Introduction Flashcards
What is a distributed system?
A distributed system is a system whose components are located on different networked computers, which communicate and coordinate actions by passing messages. These components, like software programs, run on physical hardware such as computers, referred to as nodes.
What are the two central parts of a distributed system?
The two central parts of a distributed system are: 1) The various parts that compose the system, located remotely and separated by a network, and 2) The network itself, acting as a communication mechanism for message exchange.
What are the three main benefits of distributed systems?
The three main benefits of distributed systems are Performance (achieving objectives for timeliness), Scalability (the capability to handle a growing amount of work or be enlarged), and Availability (the probability of the system working as required, when required).
What is the difference between vertical and horizontal scaling in distributed systems?
Vertical scaling involves adding resources like memory, CPU, or disk to a single node. In contrast, horizontal scaling involves adding more nodes to the system, allowing it to handle more traffic and store larger amounts of data.
How do distributed systems achieve high availability, and what is redundancy?
Distributed systems achieve high availability through redundancy, which involves storing data on multiple, redundant computers. This ensures that if one computer fails, another can take over, minimizing downtime and maintaining continuous service.
What are some challenges and trade-offs in distributed systems?
Distributed systems face challenges in balancing performance, scalability, and availability. There is often tension between these benefits and other system properties, requiring trade-offs based on understanding the constraints and limitations of distributed systems.
Why is developing software for distributed systems more challenging than for single-computer systems?
Distributed systems are subject to many more constraints than single-computer systems, making development more complex. Developers new to distributed systems often carry over assumptions from single-computer development, leading to problems in the systems they build.
What are the “fallacies of distributed computing” and who identified them?
The “fallacies of distributed computing” are a collection of eight false assumptions made by developers about distributed systems. They were identified by L. Peter Deutsch and others at Sun Microsystems to help developers build better systems.
What is the fallacy regarding the reliability of networks in distributed systems?
A common fallacy is assuming that the network is reliable. In reality, networks can fail due to various factors, including hardware issues, making it crucial to design systems that can handle network unreliability.
How does the assumption of zero latency affect distributed system development?
Assuming zero latency can be misleading, as there is always a significant difference in latency between local and remote system calls, especially over long distances.

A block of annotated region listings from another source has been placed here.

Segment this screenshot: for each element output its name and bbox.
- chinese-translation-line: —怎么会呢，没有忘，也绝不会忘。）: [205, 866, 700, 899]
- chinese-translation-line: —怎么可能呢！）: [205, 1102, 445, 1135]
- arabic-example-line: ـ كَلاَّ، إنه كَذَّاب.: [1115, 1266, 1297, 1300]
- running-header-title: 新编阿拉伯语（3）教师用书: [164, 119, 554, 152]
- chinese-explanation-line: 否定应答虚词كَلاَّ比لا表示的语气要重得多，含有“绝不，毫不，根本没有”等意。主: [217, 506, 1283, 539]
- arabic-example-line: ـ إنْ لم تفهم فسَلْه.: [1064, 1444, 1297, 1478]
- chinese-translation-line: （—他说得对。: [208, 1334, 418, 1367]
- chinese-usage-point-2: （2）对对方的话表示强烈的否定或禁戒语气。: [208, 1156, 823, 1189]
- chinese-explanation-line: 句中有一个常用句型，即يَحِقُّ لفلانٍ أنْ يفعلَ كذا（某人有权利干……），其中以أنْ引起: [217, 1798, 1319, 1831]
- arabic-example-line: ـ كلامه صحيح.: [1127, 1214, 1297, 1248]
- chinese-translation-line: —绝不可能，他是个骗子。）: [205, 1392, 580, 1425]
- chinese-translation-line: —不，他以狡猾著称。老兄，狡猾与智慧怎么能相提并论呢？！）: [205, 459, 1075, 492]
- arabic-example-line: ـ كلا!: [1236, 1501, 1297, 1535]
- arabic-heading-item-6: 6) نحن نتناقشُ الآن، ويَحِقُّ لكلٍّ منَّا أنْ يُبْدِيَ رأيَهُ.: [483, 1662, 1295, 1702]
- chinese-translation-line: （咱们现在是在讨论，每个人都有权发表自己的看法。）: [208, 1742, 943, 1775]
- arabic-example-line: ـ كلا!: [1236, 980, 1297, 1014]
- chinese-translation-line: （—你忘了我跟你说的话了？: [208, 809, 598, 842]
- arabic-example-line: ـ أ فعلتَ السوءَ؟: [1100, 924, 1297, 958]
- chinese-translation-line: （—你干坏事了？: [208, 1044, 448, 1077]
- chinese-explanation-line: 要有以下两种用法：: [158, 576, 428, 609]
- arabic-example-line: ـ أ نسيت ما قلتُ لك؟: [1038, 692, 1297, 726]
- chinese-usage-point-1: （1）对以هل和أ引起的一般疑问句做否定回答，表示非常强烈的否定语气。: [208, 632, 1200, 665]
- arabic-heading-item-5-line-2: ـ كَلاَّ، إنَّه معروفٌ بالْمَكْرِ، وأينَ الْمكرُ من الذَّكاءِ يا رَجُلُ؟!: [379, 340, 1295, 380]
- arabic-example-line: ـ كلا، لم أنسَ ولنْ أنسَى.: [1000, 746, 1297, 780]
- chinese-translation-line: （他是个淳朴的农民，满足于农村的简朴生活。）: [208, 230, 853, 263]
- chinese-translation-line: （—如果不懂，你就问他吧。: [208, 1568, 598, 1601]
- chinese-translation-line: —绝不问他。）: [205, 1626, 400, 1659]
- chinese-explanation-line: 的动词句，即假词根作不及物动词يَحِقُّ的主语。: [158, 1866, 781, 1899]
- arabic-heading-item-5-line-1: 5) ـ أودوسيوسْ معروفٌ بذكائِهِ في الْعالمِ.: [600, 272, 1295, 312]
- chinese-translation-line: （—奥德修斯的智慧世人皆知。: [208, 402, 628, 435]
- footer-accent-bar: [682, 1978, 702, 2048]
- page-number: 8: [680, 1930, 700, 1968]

This assumption can impact system design and efficiency.
Why is the assumption of infinite bandwidth a fallacy in distributed computing?
While bandwidth has improved, it’s not infinite, especially when traffic crosses the Internet. This fallacy can lead to incorrect assumptions about system capabilities and impact the design of a distributed system’s topology.
What is the fallacy about network security in distributed systems?
The fallacy is assuming the network is secure. In reality, networks often involve multiple, possibly insecure parts controlled by different organizations, necessitating security measures in system design.
What is the “global clock fallacy” in distributed systems?
The global clock fallacy is assuming a consistent global clock across all nodes in a distributed system. Each node has its own clock, potentially running at different rates, which can affect event timing and order.
Why are distributed systems challenging to design and reason about?
Distributed systems are difficult to design due to network asynchrony, partial failures, and concurrency. These factors introduce complexity and unpredictable behaviors not present in non-distributed systems, increasing the risk of errors.
What is network asynchrony in distributed systems, and why is it challenging?
Network asynchrony refers to the inability of communication networks in distributed systems to provide strong guarantees on event delivery times. This can result in messages being delivered extremely late, out of order, or not at all, contrasting with the stricter guarantees provided by memory operations.
What are partial failures in distributed systems, and how do they add complexity?
Partial failures occur when only some components of a distributed system fail. This contrasts with single-server applications that assume either complete functionality or total failure. Ensuring atomicity across components is complex, requiring operations to be applied to all or none of the nodes.
How does concurrency contribute to the complexity of distributed systems?
Concurrency in distributed systems involves multiple computations happening simultaneously and potentially on the same data. These interleaved computations can interfere with each other, leading to unexpected behaviors, especially compared to non-concurrent, sequential applications.
Why is it important to consider network asynchrony, partial failures, and concurrency when designing distributed systems?
Considering these factors is vital because they are major contributors to the complexity in distributed systems. Being aware of them helps in anticipating and appropriately handling edge cases.
How is the correctness of a distributed system defined?
The correctness of a distributed system is defined in terms of the properties it must satisfy, primarily focusing on safety and liveness properties.
What are the two primary measures of correctness in distributed systems?
The two primary measures of correctness in distributed systems are safety properties, which define what must never happen, and liveness properties, which define what must eventually happen in a correct system.
What is a safety property in the context of distributed systems?
A safety property in distributed systems is a condition that defines something that must never occur in a correct system. It is about preventing incorrect states.
What is a liveness property in distributed systems?
A liveness property in distributed systems is a condition that defines something that must eventually occur in a correct system. It ensures that the system continues to make progress.